En España, además, el crecimiento masivo de la energía solar está empezando a generar momentos de saturación en la red eléctrica. Tener soluciones de almacenamiento térmico distribuidas territorialmente podría ayudar a absorber parte de esos excedentes renovables.
No parece descabellado pensar que, dentro de unos años, muchos municipios rurales puedan combinar autoconsumo solar, almacenamiento térmico local y pequeñas redes energéticas compartidas.
Potencial
La idea de convertir antiguos silos agrícolas en infraestructuras energéticas resume bastante bien hacia dónde parece dirigirse la transición ecológica: menos demolición, más reutilización inteligente.
Este tipo de proyectos puede ayudar a crear sistemas energéticos más flexibles, capaces de almacenar excedentes renovables locales y reducir el desperdicio eléctrico.
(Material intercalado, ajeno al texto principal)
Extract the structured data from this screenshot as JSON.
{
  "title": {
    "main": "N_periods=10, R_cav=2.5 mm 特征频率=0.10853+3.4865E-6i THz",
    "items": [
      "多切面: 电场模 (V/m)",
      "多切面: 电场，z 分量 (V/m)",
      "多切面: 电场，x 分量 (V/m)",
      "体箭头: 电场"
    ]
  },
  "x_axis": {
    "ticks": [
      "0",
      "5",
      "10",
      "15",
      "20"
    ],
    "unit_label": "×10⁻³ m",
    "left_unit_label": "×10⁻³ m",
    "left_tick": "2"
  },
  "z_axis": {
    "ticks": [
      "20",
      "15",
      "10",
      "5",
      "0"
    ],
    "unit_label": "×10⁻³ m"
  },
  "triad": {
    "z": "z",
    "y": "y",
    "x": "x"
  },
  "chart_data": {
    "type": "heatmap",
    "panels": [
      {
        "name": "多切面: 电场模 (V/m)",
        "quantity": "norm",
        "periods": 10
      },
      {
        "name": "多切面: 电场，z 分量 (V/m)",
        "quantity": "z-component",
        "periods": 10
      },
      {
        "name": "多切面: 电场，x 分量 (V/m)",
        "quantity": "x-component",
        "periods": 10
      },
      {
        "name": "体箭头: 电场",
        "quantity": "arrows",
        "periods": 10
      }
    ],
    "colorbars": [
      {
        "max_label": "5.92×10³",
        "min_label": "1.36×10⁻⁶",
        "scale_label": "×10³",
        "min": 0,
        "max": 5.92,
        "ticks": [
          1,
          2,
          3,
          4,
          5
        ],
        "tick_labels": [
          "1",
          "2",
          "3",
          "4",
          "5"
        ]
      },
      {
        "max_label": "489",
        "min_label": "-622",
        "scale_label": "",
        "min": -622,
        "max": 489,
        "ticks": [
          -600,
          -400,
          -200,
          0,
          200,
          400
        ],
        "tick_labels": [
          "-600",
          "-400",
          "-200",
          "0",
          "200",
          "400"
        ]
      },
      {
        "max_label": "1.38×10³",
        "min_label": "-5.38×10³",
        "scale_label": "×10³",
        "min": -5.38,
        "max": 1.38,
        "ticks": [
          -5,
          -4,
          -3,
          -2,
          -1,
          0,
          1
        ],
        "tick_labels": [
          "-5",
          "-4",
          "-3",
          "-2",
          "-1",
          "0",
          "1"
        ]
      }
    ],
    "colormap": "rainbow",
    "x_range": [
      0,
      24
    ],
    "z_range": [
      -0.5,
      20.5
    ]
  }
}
También abre la puerta a modelos descentralizados donde pequeños municipios participen activamente en la producción y gestión energética.
En zonas rurales con abundante energía solar, los silos térmicos podrían alimentar procesos industriales, secaderos agrícolas, calefacción colectiva o redes de calor municipales. Incluso servir como respaldo energético en momentos de alta demanda.
No resolverán por sí solos la crisis climática. Pero sí muestran algo importante: muchas soluciones sostenibles no requieren inventar infraestructuras futuristas. A veces basta con mirar de otra forma aquello que llevaba décadas olvidado en mitad del paisaje.
Más información: https://www.poctep.eu/



Fredi dice
en el futuro vamos a comer cobre.
Panclaste dice
Esos silos los hizo el ‘Servicio nacional del trigo’, al que los agricultores debían entregar el grano obligatoriamente, para evitar acaparamientos y especulaciones con los precios.
Tampoco pasaría nada si esos Silos se dedicasen a eso, a almacenar grano, cobrando algo a los cultivadores o funcionando en cooperativa.
Evitaría gastos duplicados de que cada cosechero tenga su almacén propio. No?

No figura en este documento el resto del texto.